Ana içeriğe atla

Hep Gündemde Kalmanın Yolu ***


—Üstat, beni tanıyorsun? Birçok yere girdim çıktım. Hepsinde şu ya da bu şekilde bir koltuk kaptım. Bakanlığa kadar yükseldim. Kaç dönem vekillik yaptım. Ama hala içimde bir boşluk var.
—Ne boşluğu?
—Hep göz önünde olunca geri planda kaldığımı düşünüyorum. İçinde bulunduğum partiyi ele geçirmeye çalıştım, başarılı olamadım.
—Yeter, çekil köşene o zaman!
—Beni bana bırakmıyorlar.
—Kim?
—Nefsim ve belli çevreler.
—Ne istiyorlar senden? Ya da nefsin ne istiyor?
—Başbakan olmamı, "Ben bu ülkeye başbakan olacağım."
—Ben de cumhurbaşkanı olmak için heveslenmiştim. Ama avucumu yalamak kaldı bana. Ayrıca başbakanlık kalktı biliyorsun.
—Hedefi daha da büyüttüm. Cumhurbaşkanı olacağım artık!
—Nasıl yapacaksın bunu? Etin ne, budun ne?
—Olurum ya da olamam. Ama ben hep gündemde kalacağım. Öyle ki her gün kamuoyu benden bahsetmeli. Bunu hak ettiğimi düşünüyorum.
—Kim verdi sana o hakkı?
—Belli çevreler benim kapasite ve yeteneğimin farkında.
—İyi de nasıl yapacaksın bunu?
—En iyisi bir parti kurmak!
—Parti kurmayı kolay mı sanırsın? Bunun için ekip lazım, bir birikim lazım, vizyon gerek, misyon gerek.
—O dediklerinin hepsi bende var, deniyor.
—Kim diyor?
—Basın her gün benden bahsediyor.
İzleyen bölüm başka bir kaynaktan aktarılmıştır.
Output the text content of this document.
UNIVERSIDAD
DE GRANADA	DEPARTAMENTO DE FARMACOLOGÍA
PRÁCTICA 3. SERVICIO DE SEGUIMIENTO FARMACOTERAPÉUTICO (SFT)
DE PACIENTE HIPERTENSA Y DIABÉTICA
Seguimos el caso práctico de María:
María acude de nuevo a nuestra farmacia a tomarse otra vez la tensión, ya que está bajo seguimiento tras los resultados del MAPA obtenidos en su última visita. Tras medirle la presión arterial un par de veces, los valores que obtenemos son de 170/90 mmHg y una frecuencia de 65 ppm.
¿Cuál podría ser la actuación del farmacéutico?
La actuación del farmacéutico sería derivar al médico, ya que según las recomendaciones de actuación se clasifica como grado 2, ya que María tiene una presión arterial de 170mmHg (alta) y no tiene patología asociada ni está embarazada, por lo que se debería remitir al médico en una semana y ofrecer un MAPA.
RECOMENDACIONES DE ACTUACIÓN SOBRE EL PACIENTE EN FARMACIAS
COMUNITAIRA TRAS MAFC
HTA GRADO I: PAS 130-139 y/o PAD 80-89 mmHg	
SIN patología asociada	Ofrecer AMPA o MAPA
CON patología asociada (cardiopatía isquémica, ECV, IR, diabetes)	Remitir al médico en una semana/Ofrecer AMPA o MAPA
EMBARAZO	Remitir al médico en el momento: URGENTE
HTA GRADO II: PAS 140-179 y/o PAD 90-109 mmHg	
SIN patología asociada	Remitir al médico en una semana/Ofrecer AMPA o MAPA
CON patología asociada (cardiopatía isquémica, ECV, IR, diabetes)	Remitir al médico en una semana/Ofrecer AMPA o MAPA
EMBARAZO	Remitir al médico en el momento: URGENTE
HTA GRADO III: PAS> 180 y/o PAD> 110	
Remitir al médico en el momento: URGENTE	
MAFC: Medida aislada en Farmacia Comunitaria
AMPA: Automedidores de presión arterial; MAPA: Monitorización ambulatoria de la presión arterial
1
Yine malum çevreler parti kur diyor. İyi bir rüzgâr yakaladım anlayacağın.
—Haydi, hepsi sende var diyelim. Parti kurmak maliyetli! Parayı nereden bulacaksın?
—Beni ortaya sürenler açık çek verdi bana.
—Haydi, partiyi kurdun diyelim. Partinin adı ne olacak? Cumhurbaşkanı olabilecek misin? Çünkü bu ülkede her parti kuran cumhurbaşkanı olabilseydi Ülke cumhurbaşkanından geçilmezdi. Çoğu tabela partisi olarak kaldı.
—Birlikte yola çıktıklarımla partinin ismi üzere çalışıyoruz. İyi bir isim bulacağız. Beni öne sürenler kazanacağımı söylüyor. Anketlerde de daha partimi kurmadan yüksek oy alacağım açıklanıyor. Kimse vermese bile kadın seçmenlerden alacağım oy beni zirveye taşır. Hiç yapamasam eski partimden gelecek oy yeter bana. Ayrıca en büyük zevkim beni vekil yapmayan eski partimi baraj altı bırakırım. Sonra biz her kesimden oy alırız. Çünkü her düşünceden aday var içimizde.
—Diyelim ki başarılı olamadın. Bu senin için sonun başlangıcı olmaz mı?
—Niye sonun başlangıcı olsun. Seçim boyunca "Ben cumhurbaşkanı olacağım" diye çıtayı yüksek tutacağım. Güne gün basın beni gündemine alacak, benden bahsedecek. Olmaz da farz et ki başarılı olamadım. Ben yine gündemde kalacağım.
—Nasıl yani?
—İstifa edeceğim.
—Hemen pes edeceksin de niçin kurdun bu partiyi demezler mi sana?
—Biraz daha gündem oluşturmak için.
—Yani?
—Kurultay...adayım...aday değilim tartışmaları yine beni gündeme taşır. Çünkü medya "Ne olacak bu partinin hali? Aday olacak mıyım olmayacak mıyım üzerine günlerce yazıp çizecek ve konuşacak. Sayemde vekillik görenler ve varlıklarını bana borçlu olanlar kapının önüne gelip "Bizi bırakma, ne olur" diyecek.
—Eee sonra?
—Eee'si hep gündemde kalacağım demektir. Zaten istediğim de budur.
—İşin başında çıtayı yüksek tutup bol keseden atacağına, seni sevenlere umut dağıtacağına, yıllardır yaptığın bu siyasette biraz mütevazı olsaydın daha iyi olmaz mıydı?
—Olurdu olmaya da sonun hüsranla biterse iktidardan daha fazla gündemde kalacağım.
—Haydi dediğin oldu. Sonuç?
—Sonuç, reklamdır. Reklamın kötüsü olmaz. Reklam reklamdır. Başarısızlığım da bir reklam olacaktır sonuçta.
—Sonra?
—Sonraları da "Parti kurarak cumhurbaşkanlığını kazanmaya kendisini o kadar inandırmıştı ki barajın altında kalarak ayağına düşürdü. Siyasi tarihimizdeki bu siyasi figürün adı nedir" sorusu yarışmalarda hep sorulacak. Böylece yıllar geçse de gündem olmaya devam edeceğim.
—Sen gündemle kafayı yemişsin, şöhret olmak böyle bir şey olsa gerek. Keşke şöhreti önemsediğin kadar kendini ve bu seçmeni tanımaya biraz zaman ayırsaydın daha iyi olurdu. Ama bil ki bu şöhret macerası seni yavaş yavaş gündemden düşürecektir. Bu da senin yok oluşun demektir.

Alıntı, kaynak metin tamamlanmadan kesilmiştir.